Pathologist Dr. Alan Freedman was awarded $4.046 million on Monday, February 11, 2013 for being the relator in a qui tam (whistleblower) lawsuit he filed against dermatologist Dr. Steven Wasserman and his (Dr. Freedman’s) former pathology laboratory.  Dr. Wasserman agreed to pay $26.1 million to settle allegations by the federal government that he violated the False Claims act by accepting illegal kickbacks from the pathology laboratory and for billing Medicare for thousands of unnecessary skin surgeries.

The laboratory for which Dr. Freedman used to work is Tampa Pathology Laboratory (TPL).  The government alleged that, beginning around 1997, Dr. Waserman entered into a business arrangement with TPL and its owner, Dr. Jose SuarezHoyos, in which Dr. Wasserman sent biopsies from Medicare patients to TPL, which would then process the biopsy, prepare slides, render a written diagnosis and provide a report to Dr. Wasserman.

You might be wondering what’s wrong with that.  Nothing except TPL is alleged to have not actually signed out the cases in question.  Instead, TPL provided Dr. Wasserman with unsigned reports with a place for Dr. Wasserman to sign as if he interpreted the biopsies.  Dr. Wasserman would then bill Medicare for the work, for which he received over $6 million in reimbursement.
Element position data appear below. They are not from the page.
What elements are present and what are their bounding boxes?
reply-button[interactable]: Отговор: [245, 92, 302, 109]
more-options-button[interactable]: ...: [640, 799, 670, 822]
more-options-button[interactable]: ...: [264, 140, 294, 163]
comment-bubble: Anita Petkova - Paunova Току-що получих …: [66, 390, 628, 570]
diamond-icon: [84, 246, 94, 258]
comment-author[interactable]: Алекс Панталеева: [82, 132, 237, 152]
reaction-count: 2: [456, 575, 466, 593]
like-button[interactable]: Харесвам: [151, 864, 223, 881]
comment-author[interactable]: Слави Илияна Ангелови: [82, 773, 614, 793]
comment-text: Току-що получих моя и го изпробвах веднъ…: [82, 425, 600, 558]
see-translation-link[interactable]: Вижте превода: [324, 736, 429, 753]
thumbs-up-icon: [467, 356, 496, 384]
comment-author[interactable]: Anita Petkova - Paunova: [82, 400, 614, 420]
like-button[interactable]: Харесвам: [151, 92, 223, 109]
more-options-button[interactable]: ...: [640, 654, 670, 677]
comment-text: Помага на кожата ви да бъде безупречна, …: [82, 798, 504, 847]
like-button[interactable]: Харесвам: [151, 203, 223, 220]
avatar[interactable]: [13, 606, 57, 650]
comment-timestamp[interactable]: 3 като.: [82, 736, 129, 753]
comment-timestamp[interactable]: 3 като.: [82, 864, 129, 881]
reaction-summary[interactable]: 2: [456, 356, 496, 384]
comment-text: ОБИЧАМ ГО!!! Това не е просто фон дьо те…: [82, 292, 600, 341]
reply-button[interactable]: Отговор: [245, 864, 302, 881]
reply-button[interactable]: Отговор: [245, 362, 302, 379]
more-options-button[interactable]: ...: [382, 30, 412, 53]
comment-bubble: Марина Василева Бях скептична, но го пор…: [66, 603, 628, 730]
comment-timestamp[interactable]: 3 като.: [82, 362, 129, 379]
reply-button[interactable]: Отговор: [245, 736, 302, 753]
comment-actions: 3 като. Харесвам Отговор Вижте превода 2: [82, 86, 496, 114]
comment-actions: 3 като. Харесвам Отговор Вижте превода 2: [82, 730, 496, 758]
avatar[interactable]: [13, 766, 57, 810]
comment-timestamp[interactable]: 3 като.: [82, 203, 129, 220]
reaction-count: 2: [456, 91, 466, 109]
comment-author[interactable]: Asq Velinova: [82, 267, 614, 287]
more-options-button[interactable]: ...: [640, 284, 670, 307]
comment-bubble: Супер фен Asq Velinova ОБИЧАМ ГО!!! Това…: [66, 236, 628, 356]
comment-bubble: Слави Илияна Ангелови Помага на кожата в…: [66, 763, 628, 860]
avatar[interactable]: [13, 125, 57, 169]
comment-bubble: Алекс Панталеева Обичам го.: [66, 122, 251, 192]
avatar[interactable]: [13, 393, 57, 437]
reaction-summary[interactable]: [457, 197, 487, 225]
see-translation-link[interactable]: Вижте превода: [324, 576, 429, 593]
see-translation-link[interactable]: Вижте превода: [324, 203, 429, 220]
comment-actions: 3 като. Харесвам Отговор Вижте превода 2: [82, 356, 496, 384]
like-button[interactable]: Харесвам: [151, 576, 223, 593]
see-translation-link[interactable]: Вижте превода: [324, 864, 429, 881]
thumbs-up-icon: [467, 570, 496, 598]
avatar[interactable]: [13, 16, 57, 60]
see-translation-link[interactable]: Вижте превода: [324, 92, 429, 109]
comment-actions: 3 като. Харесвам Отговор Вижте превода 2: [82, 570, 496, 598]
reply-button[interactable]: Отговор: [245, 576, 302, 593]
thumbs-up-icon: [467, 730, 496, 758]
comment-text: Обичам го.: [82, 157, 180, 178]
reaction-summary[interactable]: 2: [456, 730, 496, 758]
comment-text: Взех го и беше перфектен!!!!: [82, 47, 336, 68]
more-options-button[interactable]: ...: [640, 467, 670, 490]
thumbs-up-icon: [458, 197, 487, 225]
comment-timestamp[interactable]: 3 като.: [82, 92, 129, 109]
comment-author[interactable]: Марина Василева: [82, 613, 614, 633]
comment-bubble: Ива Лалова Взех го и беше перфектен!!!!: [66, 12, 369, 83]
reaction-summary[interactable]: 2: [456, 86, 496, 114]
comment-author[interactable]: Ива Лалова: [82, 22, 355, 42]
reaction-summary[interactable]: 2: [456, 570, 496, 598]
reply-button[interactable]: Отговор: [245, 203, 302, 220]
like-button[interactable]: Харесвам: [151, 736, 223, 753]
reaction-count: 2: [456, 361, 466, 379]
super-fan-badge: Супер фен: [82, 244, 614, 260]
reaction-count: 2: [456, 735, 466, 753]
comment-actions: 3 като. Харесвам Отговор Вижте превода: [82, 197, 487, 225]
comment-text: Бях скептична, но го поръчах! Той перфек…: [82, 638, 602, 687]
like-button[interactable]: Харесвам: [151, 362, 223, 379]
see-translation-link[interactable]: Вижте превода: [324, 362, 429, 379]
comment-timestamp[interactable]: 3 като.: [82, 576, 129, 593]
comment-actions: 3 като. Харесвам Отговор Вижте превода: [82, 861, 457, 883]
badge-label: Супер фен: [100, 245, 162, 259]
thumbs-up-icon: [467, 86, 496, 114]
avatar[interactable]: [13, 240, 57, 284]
Additionally, the government says as part of the agreement with TPL, Dr. Wasserman markedly increased the number of biopsy procedures he performed, thereby increasing the amount of business that would flow to TPL.

Furthermore, Dr. Wasserman allegedly performed thousands of medically unnecessary procedures called adjacent tissue transfers, which I believe is synonymous with advancement flaps.

TPL and Dr. SuarezHoyos settled with the government separately for $950,000.

Unfortunately, I imagine the kind of arrangement profiled here is not the least bit uncommon.

What makes this case even more interesting is the remarkable similarity to the pending whistleblower suit against Bostwick Laboratories (BL) where, among other things, BL is alleged to have provided urologists with draft reports of urine FISH studies that the urologist then signed and billed Medicare as if he/she actually interpreted the FISH test.

I do not know if Drs. Wasserman and SuarezHoyos have been kicked out of Medicare as a result of their settlements.

As of today, Dr. SuarezHoyos’ Florida medical license is clear/active with no discipline or public complaint on file.

The same goes for Dr. Wasserman’s medical license.

I have a very hard time believing the Florida medical board will be able to ignore this massive settlement, and I hope the medical licenses of Drs. Wasserman and SuarezHoyos see some action.

The DOJ’s press release on the case is here.

Update:  Dr. Wasserman was kicked out of Medicare, Medicaid and all other federal health programs.